Another way to assess the presumptive benefits for the real economy of these products is to analyze who made use of derivative instruments. Figure 2 shows the share of OTC derivatives by counterparty as of June 2008 (78 percent of all global derivatives for which such a level of detail is available are included). Reporting dealers, mainly banks and investment banks, accounted for 41 percent of all counterparties (double-counting is eliminated). Other financial institutions acted as counterparties in almost half of all cases. Only 11 percent of all counterparties were nonfinancial costumers. Hence, almost 90 percent of all derivative contracts took place between financial institutions. Had their usage by financial institutions generated either a boom in productive lending or a more resilient financial system, then, even if unused by nonfinancial companies directly, these new products could still have been productive. Since we have clearly seen the opposite over this time period, it is a revealing indicator that the nonfinancial companies for whom these products were prescribed did not themselves use them.

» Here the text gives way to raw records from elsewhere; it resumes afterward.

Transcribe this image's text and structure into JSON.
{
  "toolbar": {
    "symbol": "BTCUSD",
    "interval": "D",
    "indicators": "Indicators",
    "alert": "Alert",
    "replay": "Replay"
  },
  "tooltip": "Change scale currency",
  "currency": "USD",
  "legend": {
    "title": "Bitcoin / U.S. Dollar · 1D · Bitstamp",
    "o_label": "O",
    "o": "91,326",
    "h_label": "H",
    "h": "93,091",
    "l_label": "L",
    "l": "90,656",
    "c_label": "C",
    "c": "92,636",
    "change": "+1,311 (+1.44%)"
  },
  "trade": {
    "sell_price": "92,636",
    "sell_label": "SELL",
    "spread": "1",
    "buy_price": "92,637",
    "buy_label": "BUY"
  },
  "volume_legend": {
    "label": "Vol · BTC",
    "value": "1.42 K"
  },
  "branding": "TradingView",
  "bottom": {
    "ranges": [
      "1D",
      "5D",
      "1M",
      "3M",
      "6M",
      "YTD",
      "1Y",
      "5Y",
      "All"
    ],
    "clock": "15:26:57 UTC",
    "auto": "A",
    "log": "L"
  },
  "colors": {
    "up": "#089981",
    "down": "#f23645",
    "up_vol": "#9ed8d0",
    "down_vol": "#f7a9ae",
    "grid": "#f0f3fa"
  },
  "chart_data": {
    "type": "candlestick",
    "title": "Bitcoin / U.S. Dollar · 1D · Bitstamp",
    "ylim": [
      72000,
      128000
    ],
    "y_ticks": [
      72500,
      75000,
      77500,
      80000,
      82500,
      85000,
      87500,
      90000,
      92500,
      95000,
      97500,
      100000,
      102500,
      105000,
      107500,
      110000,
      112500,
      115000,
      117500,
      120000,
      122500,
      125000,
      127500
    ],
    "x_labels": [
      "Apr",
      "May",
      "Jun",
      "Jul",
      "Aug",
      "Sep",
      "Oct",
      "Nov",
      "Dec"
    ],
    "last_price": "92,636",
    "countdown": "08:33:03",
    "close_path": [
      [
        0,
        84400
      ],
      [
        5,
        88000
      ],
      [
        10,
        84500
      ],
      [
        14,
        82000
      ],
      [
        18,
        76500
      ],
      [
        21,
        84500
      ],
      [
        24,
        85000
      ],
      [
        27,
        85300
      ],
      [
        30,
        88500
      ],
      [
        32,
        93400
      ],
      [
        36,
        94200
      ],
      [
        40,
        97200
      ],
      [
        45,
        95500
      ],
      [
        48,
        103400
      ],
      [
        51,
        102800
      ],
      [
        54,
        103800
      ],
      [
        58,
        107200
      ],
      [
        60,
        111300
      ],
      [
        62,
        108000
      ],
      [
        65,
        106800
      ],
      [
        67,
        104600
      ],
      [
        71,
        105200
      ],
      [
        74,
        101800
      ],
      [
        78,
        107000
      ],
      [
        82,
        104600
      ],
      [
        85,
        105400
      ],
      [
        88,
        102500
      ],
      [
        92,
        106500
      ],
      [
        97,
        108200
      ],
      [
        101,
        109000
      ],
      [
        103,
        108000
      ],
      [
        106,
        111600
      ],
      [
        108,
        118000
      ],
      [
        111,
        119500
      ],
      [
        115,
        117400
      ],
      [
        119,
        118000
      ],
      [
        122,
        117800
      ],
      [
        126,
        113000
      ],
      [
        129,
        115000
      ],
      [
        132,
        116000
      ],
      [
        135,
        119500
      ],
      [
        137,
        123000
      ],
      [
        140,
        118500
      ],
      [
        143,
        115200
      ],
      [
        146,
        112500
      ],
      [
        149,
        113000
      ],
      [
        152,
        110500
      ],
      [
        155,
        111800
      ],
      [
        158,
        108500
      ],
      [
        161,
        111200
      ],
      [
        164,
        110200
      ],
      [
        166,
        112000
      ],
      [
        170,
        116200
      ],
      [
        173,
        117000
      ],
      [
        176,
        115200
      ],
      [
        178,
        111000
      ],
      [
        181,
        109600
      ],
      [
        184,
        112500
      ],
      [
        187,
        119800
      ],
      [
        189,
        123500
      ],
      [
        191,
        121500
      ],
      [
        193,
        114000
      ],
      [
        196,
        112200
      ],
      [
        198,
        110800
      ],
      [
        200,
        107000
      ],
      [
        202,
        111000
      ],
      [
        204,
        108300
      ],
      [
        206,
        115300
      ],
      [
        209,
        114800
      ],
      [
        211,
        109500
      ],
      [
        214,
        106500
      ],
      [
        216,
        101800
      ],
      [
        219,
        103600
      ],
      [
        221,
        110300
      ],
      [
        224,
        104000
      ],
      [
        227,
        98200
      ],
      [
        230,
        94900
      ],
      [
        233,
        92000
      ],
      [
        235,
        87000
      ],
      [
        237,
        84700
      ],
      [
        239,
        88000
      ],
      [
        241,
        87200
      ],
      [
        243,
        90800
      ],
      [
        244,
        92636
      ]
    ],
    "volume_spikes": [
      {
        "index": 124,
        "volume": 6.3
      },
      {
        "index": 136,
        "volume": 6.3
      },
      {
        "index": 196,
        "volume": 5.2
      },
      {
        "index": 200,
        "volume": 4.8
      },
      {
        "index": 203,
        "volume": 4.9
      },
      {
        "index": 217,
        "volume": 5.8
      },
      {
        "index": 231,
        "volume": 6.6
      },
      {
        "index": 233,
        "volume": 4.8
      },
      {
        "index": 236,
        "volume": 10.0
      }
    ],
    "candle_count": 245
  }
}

  Figure 2 OTC derivatives by counterparty as of June 2008 (BIS)  
  figure 1  
  Source: Bank for International Settlements (BIS)  

Going forward, the US Congress and its international counterparts will have to decide how much to increase regulation and supervisory oversight of financial institutions. We are already hearing warnings from the financial industry that government should be careful not to overreach in its attempts at reform, for fear of harming financial innovation. While that is a worthy principle, our belief is that the record of recent financial innovations acts as a warning to be skeptical about excessive claims that all financial innovation is worthwhile. What was advertised as something to redistribute risk, and thereby increase productive investment, generated little capital formation; what was supposed to benefit nonfinancial businesses was mostly used in a speculative game between financial players. In fact, given the gap between these products' claims and their actual usage and impact, one has to wonder whether recent financial products are like the recalled weight-loss supplement Hydroxycut, the repeatedly crashing DC-10 aircraft, or the Chernobyl nuclear reactor design. If so, even if many financial innovations are beneficial, all of them need to be monitored over the long term, as well as scrutinized before issuance, by regulators for their safety and effectiveness.


1. Posen's 2007 op-ed downplaying the mortgage crisis followed this logic (mistakenly).